Upon further replay, however, Smigliani’s high stick on the puck did not cause the puck to go directly into the back of the net, nor did she or any of her teammates play the puck after it had been touched. Referees determined that the puck, following the high stick, bounced to a Northeastern defenseman who then knocked it into her own net.

“Momentum wise, that was huge for us,” Crowley said of the tying goal. “To score with that little time left, it was a big deal, and to get the right call was important.”

The third period was intense as both sides played physically, traded chances, and were eager to win. Despite many high-quality chances, no goals were scored until Pellerin capitalized on Phillips’ mistake with 3:30 to go.

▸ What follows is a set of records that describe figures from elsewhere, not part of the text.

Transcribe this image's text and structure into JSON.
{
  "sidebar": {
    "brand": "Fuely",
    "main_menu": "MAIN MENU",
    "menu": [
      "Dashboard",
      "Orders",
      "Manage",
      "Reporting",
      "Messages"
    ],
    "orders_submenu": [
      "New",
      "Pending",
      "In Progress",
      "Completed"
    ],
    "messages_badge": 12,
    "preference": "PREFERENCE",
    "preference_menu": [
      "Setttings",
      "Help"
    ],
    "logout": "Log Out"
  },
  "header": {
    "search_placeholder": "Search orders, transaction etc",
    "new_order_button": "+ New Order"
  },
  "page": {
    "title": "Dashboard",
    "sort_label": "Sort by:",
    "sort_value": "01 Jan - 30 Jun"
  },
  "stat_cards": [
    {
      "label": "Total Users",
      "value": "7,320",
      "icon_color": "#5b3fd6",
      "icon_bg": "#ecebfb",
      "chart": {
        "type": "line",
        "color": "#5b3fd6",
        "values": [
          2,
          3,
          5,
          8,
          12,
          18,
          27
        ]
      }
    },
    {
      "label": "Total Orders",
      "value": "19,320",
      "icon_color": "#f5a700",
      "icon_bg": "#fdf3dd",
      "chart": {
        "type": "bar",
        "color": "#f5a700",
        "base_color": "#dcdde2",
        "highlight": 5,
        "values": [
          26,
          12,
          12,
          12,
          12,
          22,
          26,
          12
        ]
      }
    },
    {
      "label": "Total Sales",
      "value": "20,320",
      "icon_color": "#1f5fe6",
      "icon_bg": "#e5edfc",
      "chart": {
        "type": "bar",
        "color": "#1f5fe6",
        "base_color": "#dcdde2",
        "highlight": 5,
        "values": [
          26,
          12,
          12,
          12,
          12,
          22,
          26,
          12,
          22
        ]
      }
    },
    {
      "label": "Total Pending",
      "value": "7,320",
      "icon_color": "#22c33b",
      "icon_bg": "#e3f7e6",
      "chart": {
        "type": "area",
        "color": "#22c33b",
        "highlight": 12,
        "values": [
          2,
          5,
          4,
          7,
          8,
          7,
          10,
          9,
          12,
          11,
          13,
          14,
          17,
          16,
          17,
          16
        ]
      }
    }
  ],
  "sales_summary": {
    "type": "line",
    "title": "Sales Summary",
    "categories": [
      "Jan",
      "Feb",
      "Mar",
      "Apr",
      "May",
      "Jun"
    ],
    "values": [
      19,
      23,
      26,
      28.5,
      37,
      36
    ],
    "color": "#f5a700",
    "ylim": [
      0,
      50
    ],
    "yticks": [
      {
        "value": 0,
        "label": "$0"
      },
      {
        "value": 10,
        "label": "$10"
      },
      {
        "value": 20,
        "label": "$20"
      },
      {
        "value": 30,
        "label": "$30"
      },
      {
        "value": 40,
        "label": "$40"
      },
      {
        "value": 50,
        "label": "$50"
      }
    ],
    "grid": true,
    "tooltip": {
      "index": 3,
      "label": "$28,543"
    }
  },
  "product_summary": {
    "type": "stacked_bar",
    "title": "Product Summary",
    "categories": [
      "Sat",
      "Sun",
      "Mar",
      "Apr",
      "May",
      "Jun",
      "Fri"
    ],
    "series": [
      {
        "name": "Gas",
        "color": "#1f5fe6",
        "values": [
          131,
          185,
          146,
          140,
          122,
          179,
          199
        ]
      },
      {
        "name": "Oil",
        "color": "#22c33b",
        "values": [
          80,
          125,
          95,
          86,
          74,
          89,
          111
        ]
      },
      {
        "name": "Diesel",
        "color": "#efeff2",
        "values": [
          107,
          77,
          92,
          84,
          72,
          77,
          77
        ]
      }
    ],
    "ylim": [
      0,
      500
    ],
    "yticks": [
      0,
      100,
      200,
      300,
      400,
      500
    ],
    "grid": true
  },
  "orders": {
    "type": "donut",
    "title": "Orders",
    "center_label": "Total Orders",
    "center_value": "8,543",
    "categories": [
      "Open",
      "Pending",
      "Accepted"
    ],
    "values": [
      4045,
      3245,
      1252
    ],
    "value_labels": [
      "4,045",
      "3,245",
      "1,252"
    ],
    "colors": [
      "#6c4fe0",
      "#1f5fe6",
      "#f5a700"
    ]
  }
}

The Campbell save that led to the go-ahead Pellerin goal was the defining moment of the game. Despite the pair’s heroics, however, the one-goal advantage would not last long. 

Nearly two minutes later, the Huskies pulled their goalie for an extra attacker. The extra attacker came flying off the bench, found the puck in the slot, and fired a quick snapshot which Campbell stopped with her blocker. But the rebound drifted out to the left dot, where Northeastern’s captain Megan Carter delivered a one-time slap shot into the top corner of the net, too fast for Campbell to even react.

BC headed  into yet another overtime, a stage of the game that the Eagles have become familiar with this season. Just 1:27 into the extra period, however, Northeastern’s Peyton Anderson delivered a shot off the rush just inside the left circle and over Campbell’s blocker.

Crowley said she left the game on a positive note, encouraging her team for an equally important opportunity against the same team tomorrow.

“It’s a close-knit group, but, you know, they’re gonna be upset about this one for about an hour or so,” Crowley said. “But, they’re gonna let it slide off their back and be ready for the next one tomorrow.”